A l'image de ce qu'elles désignent déjà dans la recherche et l'enseignement supérieur, les humanités numériques à l'École pourraient de même qualifier l'émergence d'un espace d'échange interdisciplinaire ayant l'éducation pour finalité et le numérique comme environnement et langage communs [Doc. 1 et 3].

Mais le fait d'accoler cet idéal de développement et de partage des savoirs (1) à un tournant technologique est aussi un rappel que les savoirs (dans leur construction, leur organisation, leur représentation et leur diffusion) s'inscrivent toujours dans un contexte sociotechnique donné (2) [Doc. 2].

Élèves, professeurs, chercheurs ayant pour objet commun le savoir et la façon dont il est construit, il peut être utile en effet de rappeler que notre vision du monde et notre savoir dépendent de médiations qu'il s'agit non seulement d'utiliser mais aussi d'étudier en tant que telles et dont il faut au minimum prendre conscience (3) [Doc. 5].

Il s'agit donc de penser le numérique comme culture et penser la culture et le savoir tels qu'ils sont modifiés par l'environnement numérique (qui est désormais l'affaire de tous et non des seuls techniciens).

Les humanités numériques à l'École sont donc à la fois un moment, celui que nous vivons depuis maintenant une décennie et un mouvement, ou une communauté, à laquelle il faut adjoindre les autres lieux de savoirs (bibliothèques/médiathèques, musées, centres culturels, centres de formation, etc.) ; une communauté académique au sens large [Doc. 5] telle qu'elle est appelée à se réinventer et à se ressourcer à l'heure du numérique, pris comme une chance et non comme un danger.

Les humanités numériques à l'École : quelle traduction pédagogique ?

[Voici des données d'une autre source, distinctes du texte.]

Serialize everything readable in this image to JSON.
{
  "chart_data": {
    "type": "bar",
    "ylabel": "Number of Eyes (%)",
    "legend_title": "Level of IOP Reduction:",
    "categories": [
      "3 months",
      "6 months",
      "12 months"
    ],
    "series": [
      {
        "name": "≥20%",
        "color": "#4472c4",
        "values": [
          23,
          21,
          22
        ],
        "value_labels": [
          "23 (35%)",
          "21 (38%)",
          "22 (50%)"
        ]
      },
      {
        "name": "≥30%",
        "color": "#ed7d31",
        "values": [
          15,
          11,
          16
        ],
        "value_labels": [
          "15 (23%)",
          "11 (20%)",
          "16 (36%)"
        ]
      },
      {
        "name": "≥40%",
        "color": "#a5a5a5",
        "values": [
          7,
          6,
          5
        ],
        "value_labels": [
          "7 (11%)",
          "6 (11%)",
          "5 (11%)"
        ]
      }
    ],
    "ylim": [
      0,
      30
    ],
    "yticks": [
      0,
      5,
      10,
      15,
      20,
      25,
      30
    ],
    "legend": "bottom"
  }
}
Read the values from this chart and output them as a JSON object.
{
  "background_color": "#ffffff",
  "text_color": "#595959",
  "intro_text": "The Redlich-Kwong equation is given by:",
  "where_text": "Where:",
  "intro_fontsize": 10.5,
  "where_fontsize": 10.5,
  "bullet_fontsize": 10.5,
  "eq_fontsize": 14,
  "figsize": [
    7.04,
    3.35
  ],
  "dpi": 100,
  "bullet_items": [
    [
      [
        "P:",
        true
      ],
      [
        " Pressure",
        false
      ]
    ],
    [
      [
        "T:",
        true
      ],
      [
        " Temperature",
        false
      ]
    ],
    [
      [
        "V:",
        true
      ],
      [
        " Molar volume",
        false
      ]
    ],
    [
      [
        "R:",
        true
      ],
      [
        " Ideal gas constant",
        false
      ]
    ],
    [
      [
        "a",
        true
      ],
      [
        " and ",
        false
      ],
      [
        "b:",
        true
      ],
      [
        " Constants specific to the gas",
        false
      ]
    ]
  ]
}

Les humanités numériques à l'École peuvent se traduire par deux types d'action mobilisant l'ensemble des équipes éducatives :

- une veille continue sur la façon dont les processus de construction, de représentation et de diffusion des savoirs sont augmentés et/ou bouleversés par les mutations technologiques contemporaines et la "mise en données" des sciences (4) ;

- à partir des potentialités du numérique, l'introduction de modalités d'enseignement et d'apprentissage valorisant les diverses formes de travail collectif (contributif, collaboratif, utilisant notamment les réseaux sociaux et les outils d'annotation) "dans une démarche active, productive et citoyenne" (5) [Document 10].

Au fond, faire des humanités numériques, non comme spécialité ou discipline supplémentaire, mais comme tronc commun, c'est revenir aux sources mêmes de l'humanisme et du projet scolaire [Doc. 7 et 8 et schéma] en intégrant la littératie numérique dans la formation du citoyen, pour ne pas laisser les jeunes apprendre "le monde qui vient" sans l'École (6) [Doc. 6]. 

Notes

Notes

(1) Un idéal porteur au moins d'un triple héritage gréco-romain (Paideia, Humanitas, Académie), humaniste (celui de la Renaissance et des Lumières) et républicain (projet scolaire des fondateurs de la République).

(2) A savoir, et à très grands traits, une civilisation de l'oralité et du livre rare (Antiquité et Moyen âge), suivie d'une civilisation du livre diffusé puis industrialisé (époque moderne et contemporaine), sans oublier l'évolution des instruments de mesure, d'écriture, de trace et de recherche propres à chaque grand domaine de connaissance.

(3) "Nous avons les sciences de nos outils" comme le rappelle opportunément Dominique Boullier dans sa conférence en ligne sur les "sciences sociales de troisième génération" (octobre 2015).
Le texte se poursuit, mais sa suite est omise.